I shot my all-time best score in a round of golf earlier this week. I was still 40+ over par, but was significantly lower than any previous attempts. I lost a total of 9 balls, but I found 2...mostly lost them to water. Tough course, but boyyy, I was eating the challenge up! Absolutely loved it. I spent exactly zero seconds thinking of anything but the game. On a par 4, there was a sizable lake separating the fairway from the green. I was a bit nervous and changed clubs three times before settling for my pitching wedge. I took a deep breath, a few practice swings, and told myself that I was going to land safely on the green. I aimed not at the pin but right in the middle of the green. Swung, it was a great strike, ball was on a perfect line, great height...and plop! right in the center of the green, didn't roll more than half a foot. All that practice at the driving range is playing off. It felt good to start being able to have confidence in my club selection and knowing their distances. I still hit far more bad shots throughout the day than good, but the good shots were good.
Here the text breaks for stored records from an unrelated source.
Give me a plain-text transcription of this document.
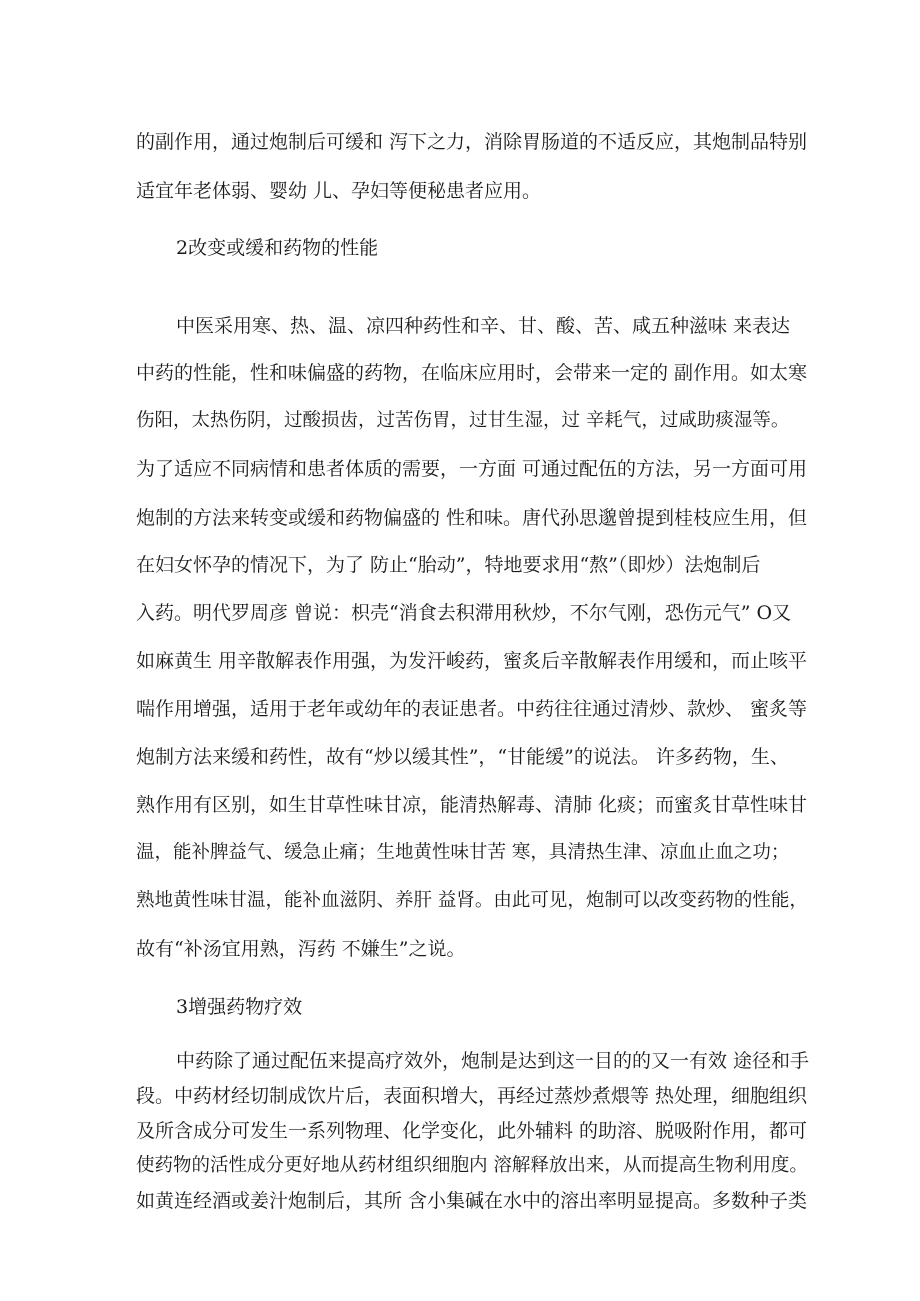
的副作用，通过炮制后可缓和 泻下之力，消除胃肠道的不适反应，其炮制品特别
适宜年老体弱、婴幼 儿、孕妇等便秘患者应用。
2改变或缓和药物的性能
中医采用寒、热、温、凉四种药性和辛、甘、酸、苦、咸五种滋味 来表达
中药的性能，性和味偏盛的药物，在临床应用时，会带来一定的 副作用。如太寒
伤阳，太热伤阴，过酸损齿，过苦伤胃，过甘生湿，过 辛耗气，过咸助痰湿等。
为了适应不同病情和患者体质的需要，一方面 可通过配伍的方法，另一方面可用
炮制的方法来转变或缓和药物偏盛的 性和味。唐代孙思邈曾提到桂枝应生用，但
在妇女怀孕的情况下，为了 防止“胎动”，特地要求用“熬”（即炒）法炮制后
入药。明代罗周彦 曾说：枳壳“消食去积滞用秋炒，不尔气刚，恐伤元气” O又
如麻黄生 用辛散解表作用强，为发汗峻药，蜜炙后辛散解表作用缓和，而止咳平
喘作用增强，适用于老年或幼年的表证患者。中药往往通过清炒、款炒、 蜜炙等
炮制方法来缓和药性，故有“炒以缓其性”，“甘能缓”的说法。 许多药物，生、
熟作用有区别，如生甘草性味甘凉，能清热解毒、清肺 化痰；而蜜炙甘草性味甘
温，能补脾益气、缓急止痛；生地黄性味甘苦 寒，具清热生津、凉血止血之功；
熟地黄性味甘温，能补血滋阴、养肝 益肾。由此可见，炮制可以改变药物的性能，
故有“补汤宜用熟，泻药 不嫌生”之说。
3增强药物疗效
中药除了通过配伍来提高疗效外，炮制是达到这一目的的又一有效 途径和手
段。中药材经切制成饮片后，表面积增大，再经过蒸炒煮煨等 热处理，细胞组织
及所含成分可发生一系列物理、化学变化，此外辅料 的助溶、脱吸附作用，都可
使药物的活性成分更好地从药材组织细胞内 溶解释放出来，从而提高生物利用度。
如黄连经酒或姜汁炮制后，其所 含小集碱在水中的溶出率明显提高。多数种子类
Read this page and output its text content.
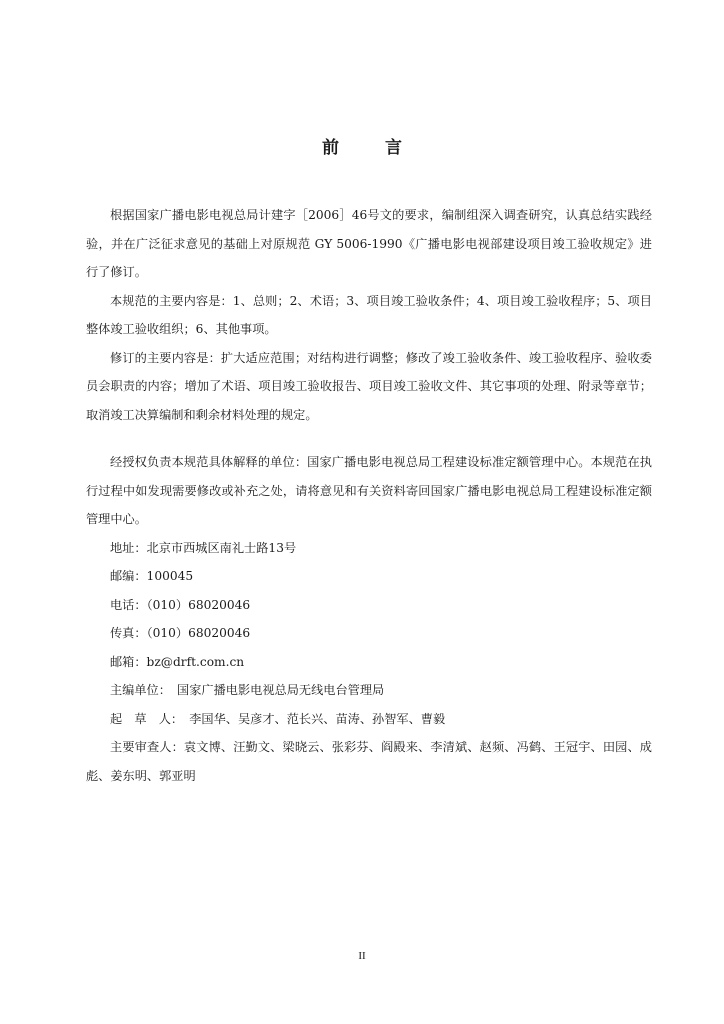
前 言

根据国家广播电影电视总局计建字［2006］46号文的要求，编制组深入调查研究，认真总结实践经验，并在广泛征求意见的基础上对原规范 GY 5006-1990《广播电影电视部建设项目竣工验收规定》进行了修订。

本规范的主要内容是：1、总则；2、术语；3、项目竣工验收条件；4、项目竣工验收程序；5、项目整体竣工验收组织；6、其他事项。

修订的主要内容是：扩大适应范围；对结构进行调整；修改了竣工验收条件、竣工验收程序、验收委员会职责的内容；增加了术语、项目竣工验收报告、项目竣工验收文件、其它事项的处理、附录等章节；取消竣工决算编制和剩余材料处理的规定。

经授权负责本规范具体解释的单位：国家广播电影电视总局工程建设标准定额管理中心。本规范在执行过程中如发现需要修改或补充之处，请将意见和有关资料寄回国家广播电影电视总局工程建设标准定额管理中心。

地址：北京市西城区南礼士路13号
邮编：100045
电话：（010）68020046
传真：（010）68020046
邮箱：bz@drft.com.cn
主编单位：　国家广播电影电视总局无线电台管理局
起　草　人：　李国华、吴彦才、范长兴、苗涛、孙智军、曹毅

主要审查人：袁文博、汪勤文、梁晓云、张彩芬、阎殿来、李清斌、赵频、冯鹤、王冠宇、田园、成彪、姜东明、郭亚明

II
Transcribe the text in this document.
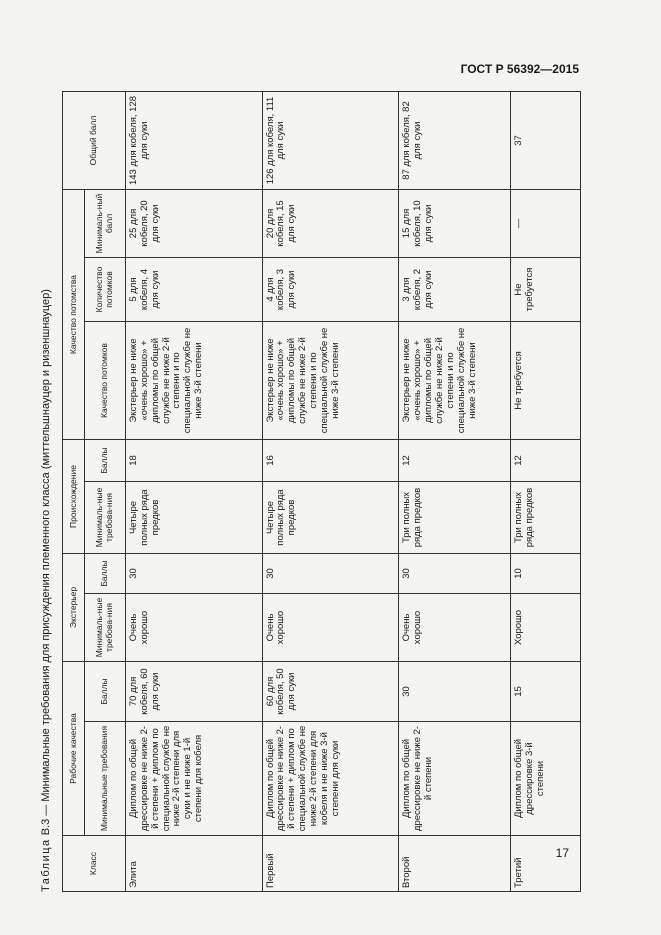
ГОСТ Р 56392—2015
Таблица В.3 — Минимальные требования для присуждения племенного класса (миттельшнауцер и ризеншнауцер)
Класс	Рабочие качества		Экстерьер		Происхождение		Качество потомства			Общий балл
	Минимальные требования	Баллы	Минималь-ные требова-ния	Баллы	Минималь-ные требова-ния	Баллы	Качество потомков	Количество потомков	Минималь-ный балл	
Элита	Диплом по общей дрессировке не ниже 2-й степени + диплом по специальной службе не ниже 2-й степени для суки и не ниже 1-й степени для кобеля	70 для кобеля, 60 для суки	Очень хорошо	30	Четыре полных ряда предков	18	Экстерьер не ниже «очень хорошо» + дипломы по общей службе не ниже 2-й степени и по специальной службе не ниже 3-й степени	5 для кобеля, 4 для суки	25 для кобеля, 20 для суки	143 для кобеля, 128 для суки
Первый	Диплом по общей дрессировке не ниже 2-й степени + диплом по специальной службе не ниже 2-й степени для кобеля и не ниже 3-й степени для суки	60 для кобеля, 50 для суки	Очень хорошо	30	Четыре полных ряда предков	16	Экстерьер не ниже «очень хорошо» + дипломы по общей службе не ниже 2-й степени и по специальной службе не ниже 3-й степени	4 для кобеля, 3 для суки	20 для кобеля, 15 для суки	126 для кобеля, 111 для суки
Второй	Диплом по общей дрессировке не ниже 2-й степени	30	Очень хорошо	30	Три полных ряда предков	12	Экстерьер не ниже «очень хорошо» + дипломы по общей службе не ниже 2-й степени и по специальной службе не ниже 3-й степени	3 для кобеля, 2 для суки	15 для кобеля, 10 для суки	87 для кобеля, 82 для суки
Третий	Диплом по общей дрессировке 3-й степени	15	Хорошо	10	Три полных ряда предков	12	Не требуется	Не требуется	—	37
17
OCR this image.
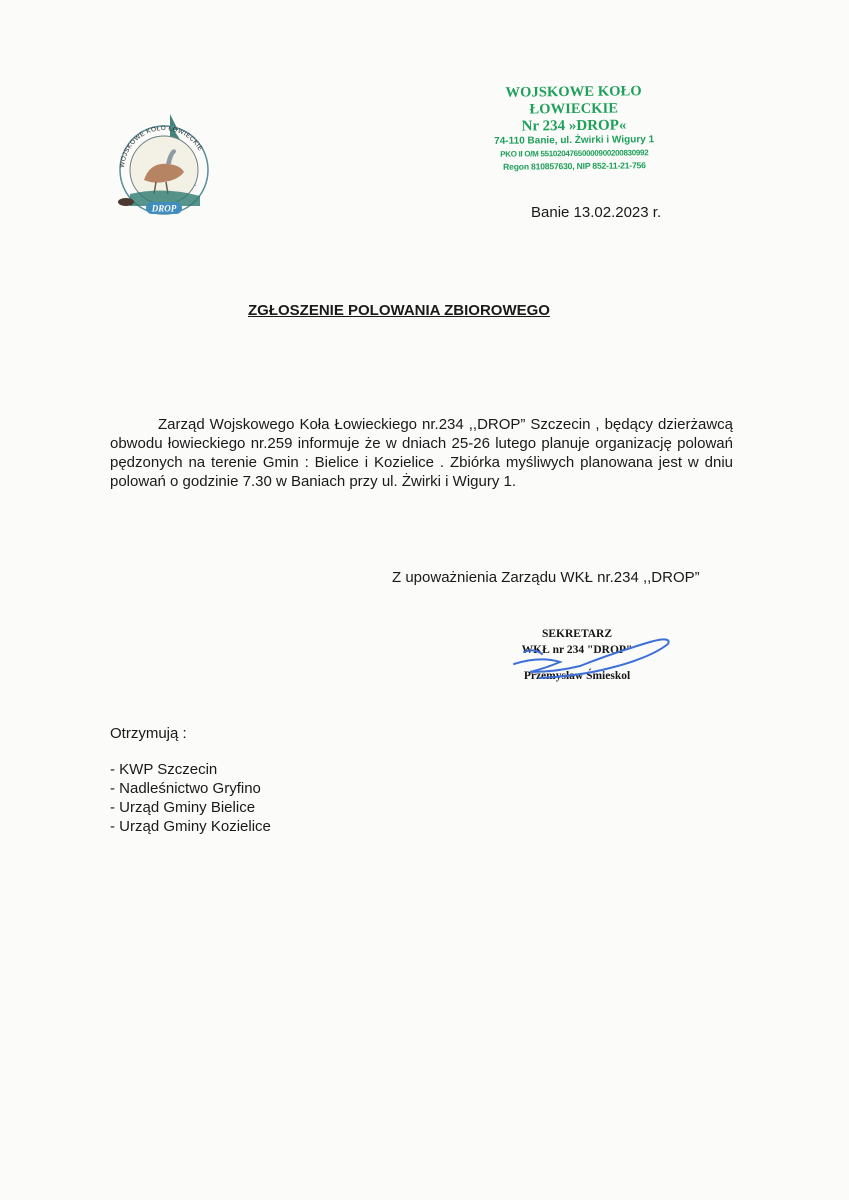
DROP
WOJSKOWE KOŁO ŁOWIECKIE
WOJSKOWE KOŁO ŁOWIECKIE
Nr 234 »DROP«
74-110 Banie, ul. Żwirki i Wigury 1
PKO II O/M 55102047650000900200830992
Regon 810857630, NIP 852-11-21-756
Banie 13.02.2023 r.
ZGŁOSZENIE POLOWANIA ZBIOROWEGO

Zarząd Wojskowego Koła Łowieckiego nr.234 ,,DROP” Szczecin , będący dzierżawcą obwodu łowieckiego nr.259 informuje że w dniach 25-26 lutego planuje organizację polowań pędzonych na terenie Gmin : Bielice i Kozielice . Zbiórka myśliwych planowana jest w dniu polowań o godzinie 7.30 w Baniach przy ul. Żwirki i Wigury 1.

Z upoważnienia Zarządu WKŁ nr.234 ,,DROP”
SEKRETARZ
WKŁ nr 234 "DROP"
Przemysław Śmieskol
Otrzymują :
- KWP Szczecin
- Nadleśnictwo Gryfino
- Urząd Gminy Bielice
- Urząd Gminy Kozielice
That's all the news from the homestead presently.

May the grace of He keep you always,

J.O. Morris

Saturday, May 1, 2010

Better get some more practice in

My dearest Nora, wherever thou mayst roam,

This fine morning, over a lovely cup of coffee and note cards for my last exam, I made the decision to not only become a great doctor, but to become a reasonably good golfer, as well. My goal is to make it onto one of the mini tours. I reckon that if I keep putting in the practice as I have been, I can make it in another 15 years or so. heh.

One thing, however, that I won't do is get too wound up in the dream and forget to, first and foremost, have fun.

I have a date with some golf balls this evening and tomorrow morning. Mmhmm.